Questions-réponses en direct – Directive européenne sur les lanceurs d'alerte
Nous avons reçu d'excellentes questions de la part du public qui, selon nous, vous intéresseront. Vous les trouverez au bas de cet e-mail. Si vous souhaitez en discuter plus en détail, n'hésitez pas à contacter Erika et Simon directement à l'adresse erika.percival@beyondgovernance.com etsimon.rowse@safecall.co.uk.
Quelle est la probabilité que le Royaume-Uni adopte la directive européenne sur les lanceurs d'alerte ?

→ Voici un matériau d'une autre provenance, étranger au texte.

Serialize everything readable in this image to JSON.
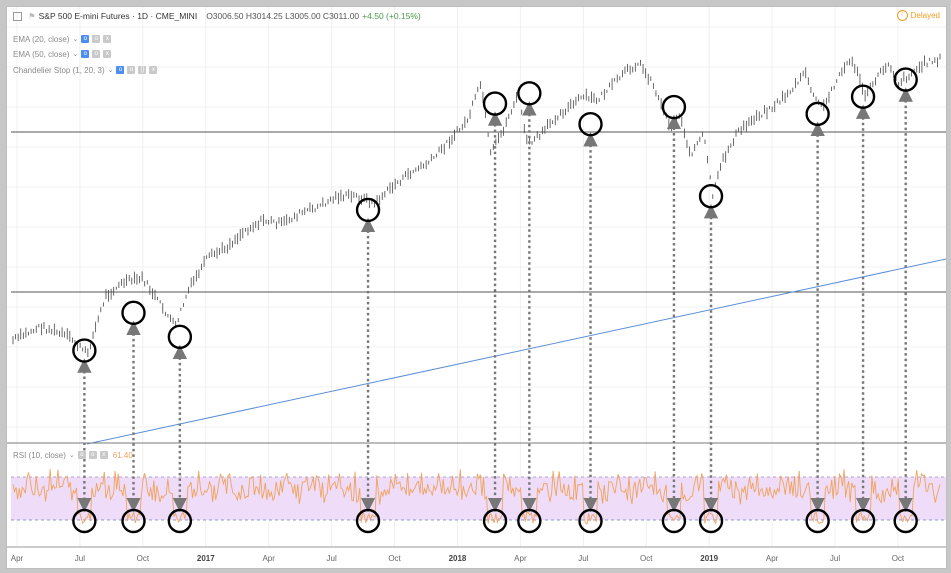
{
  "header": {
    "symbol": "S&P 500 E-mini Futures · 1D · CME_MINI",
    "ohlc": "O3006.50  H3014.25  L3005.00  C3011.00",
    "change": "+4.50 (+0.15%)",
    "delayed": "Delayed"
  },
  "indicators": [
    {
      "label": "EMA (20, close)"
    },
    {
      "label": "EMA (50, close)"
    },
    {
      "label": "Chandelier Stop (1, 20, 3)"
    }
  ],
  "rsi": {
    "label": "RSI (10, close)",
    "value": "61.40"
  },
  "colors": {
    "price": "#444444",
    "trendline": "#5b8fd6",
    "rsi_line": "#f0a35e",
    "rsi_band": "#eedcf8",
    "arrows": "#777777",
    "circles": "#000000",
    "hlines": "#555555"
  },
  "chart_data": {
    "type": "line",
    "title": "S&P 500 E-mini Futures · 1D · CME_MINI",
    "x_ticks": [
      {
        "label": "Apr",
        "bold": false
      },
      {
        "label": "Jul",
        "bold": false
      },
      {
        "label": "Oct",
        "bold": false
      },
      {
        "label": "2017",
        "bold": true
      },
      {
        "label": "Apr",
        "bold": false
      },
      {
        "label": "Jul",
        "bold": false
      },
      {
        "label": "Oct",
        "bold": false
      },
      {
        "label": "2018",
        "bold": true
      },
      {
        "label": "Apr",
        "bold": false
      },
      {
        "label": "Jul",
        "bold": false
      },
      {
        "label": "Oct",
        "bold": false
      },
      {
        "label": "2019",
        "bold": true
      },
      {
        "label": "Apr",
        "bold": false
      },
      {
        "label": "Jul",
        "bold": false
      },
      {
        "label": "Oct",
        "bold": false
      }
    ],
    "price_path_pct": [
      [
        0.0,
        0.18
      ],
      [
        0.03,
        0.22
      ],
      [
        0.06,
        0.19
      ],
      [
        0.08,
        0.14
      ],
      [
        0.1,
        0.31
      ],
      [
        0.12,
        0.35
      ],
      [
        0.14,
        0.36
      ],
      [
        0.155,
        0.3
      ],
      [
        0.175,
        0.22
      ],
      [
        0.19,
        0.33
      ],
      [
        0.21,
        0.42
      ],
      [
        0.23,
        0.45
      ],
      [
        0.25,
        0.5
      ],
      [
        0.27,
        0.53
      ],
      [
        0.29,
        0.52
      ],
      [
        0.31,
        0.55
      ],
      [
        0.33,
        0.57
      ],
      [
        0.35,
        0.6
      ],
      [
        0.37,
        0.6
      ],
      [
        0.39,
        0.58
      ],
      [
        0.41,
        0.63
      ],
      [
        0.43,
        0.67
      ],
      [
        0.45,
        0.7
      ],
      [
        0.47,
        0.76
      ],
      [
        0.49,
        0.82
      ],
      [
        0.505,
        0.93
      ],
      [
        0.515,
        0.72
      ],
      [
        0.53,
        0.8
      ],
      [
        0.545,
        0.9
      ],
      [
        0.555,
        0.75
      ],
      [
        0.57,
        0.78
      ],
      [
        0.585,
        0.83
      ],
      [
        0.6,
        0.86
      ],
      [
        0.615,
        0.89
      ],
      [
        0.63,
        0.88
      ],
      [
        0.645,
        0.92
      ],
      [
        0.66,
        0.96
      ],
      [
        0.675,
        0.99
      ],
      [
        0.69,
        0.93
      ],
      [
        0.7,
        0.86
      ],
      [
        0.71,
        0.8
      ],
      [
        0.72,
        0.84
      ],
      [
        0.73,
        0.72
      ],
      [
        0.745,
        0.78
      ],
      [
        0.755,
        0.6
      ],
      [
        0.765,
        0.7
      ],
      [
        0.78,
        0.78
      ],
      [
        0.8,
        0.83
      ],
      [
        0.82,
        0.86
      ],
      [
        0.84,
        0.91
      ],
      [
        0.855,
        0.96
      ],
      [
        0.865,
        0.88
      ],
      [
        0.875,
        0.86
      ],
      [
        0.89,
        0.95
      ],
      [
        0.905,
        1.0
      ],
      [
        0.92,
        0.89
      ],
      [
        0.93,
        0.94
      ],
      [
        0.945,
        0.99
      ],
      [
        0.955,
        0.93
      ],
      [
        0.97,
        0.96
      ],
      [
        0.985,
        0.99
      ],
      [
        1.0,
        1.0
      ]
    ],
    "rsi_levels": {
      "upper": 70,
      "lower": 30
    },
    "marked_lows_x_pct": [
      0.077,
      0.13,
      0.18,
      0.383,
      0.52,
      0.557,
      0.623,
      0.713,
      0.753,
      0.868,
      0.917,
      0.963
    ],
    "marked_lows_price_y_pct": [
      0.15,
      0.26,
      0.19,
      0.56,
      0.87,
      0.9,
      0.81,
      0.86,
      0.6,
      0.84,
      0.89,
      0.94
    ]
  }
}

Deux projets de loi visant à améliorer la protection des lanceurs d'alerte sont actuellement examinés par le Parlement britannique. Bien qu'ils ne mettent pas la législation britannique en conformité avec la directive européenne, ils nous en rapprochent. Nous pensons qu'à terme, le Royaume-Uni s'alignera largement sur cette directive européenne.
De nombreux plaignants PIDA ne seraient pas d'accord avec l'idée que le Royaume-Uni offre une bonne protection aux lanceurs d'alerte. Êtes-vous d'accord avec eux ?
De plus en plus d'éléments tendent à prouver que le Royaume-Uni aurait tout intérêt à renforcer la protection des lanceurs d'alerte. Le groupe parlementaire multipartite (APPG) sur les lanceurs d'alerte https://www.appgwhistleblowing.co.uk/ mène actuellement des recherches actives sur cette question.
Quel sera l'impact pour les entreprises européennes/britanniques qui possèdent des filiales aux États-Unis ? Leurs filiales américaines devront-elles se conformer aux normes européennes ou américaines... ou aux deux ?
La directive européenne s'applique aux personnes morales enregistrées dans les juridictions de l'UE. Il peut donc arriver qu'une multinationale ait des entités juridiques dans une juridiction de l'UE et soit tenue de se conformer à la mise en œuvre locale de la directive européenne. La mise en œuvre des meilleures pratiques devrait permettre à une organisation de gérer ses dispositifs d'alerte de la même manière dans toutes les juridictions, car la législation internationale en la matière est rarement contradictoire.
La directive européenne s'applique-t-elle également aux ONG ?
Oui, la directive européenne s'applique à toutes les organisations.
Faut-il inclure dans votre politique interne les autorités auxquelles ils peuvent s'adresser s'ils ne se sentent pas à l'aise pour signaler un problème en interne ?
Non. Il n'est pas nécessaire de désigner explicitement une autorité compétente appropriée, car cela pourrait créer un conflit d'intérêts. Vous devez toutefois indiquer clairement que le lanceur d'alerte a la possibilité de signaler les faits à l'extérieur.
Comment calculer le nombre seuil d'employés ? Par État membre ou par organisation ?
Vous devez effectuer le calcul en fonction de l'effectif associé à l'entité juridique dans la juridiction de l'UE.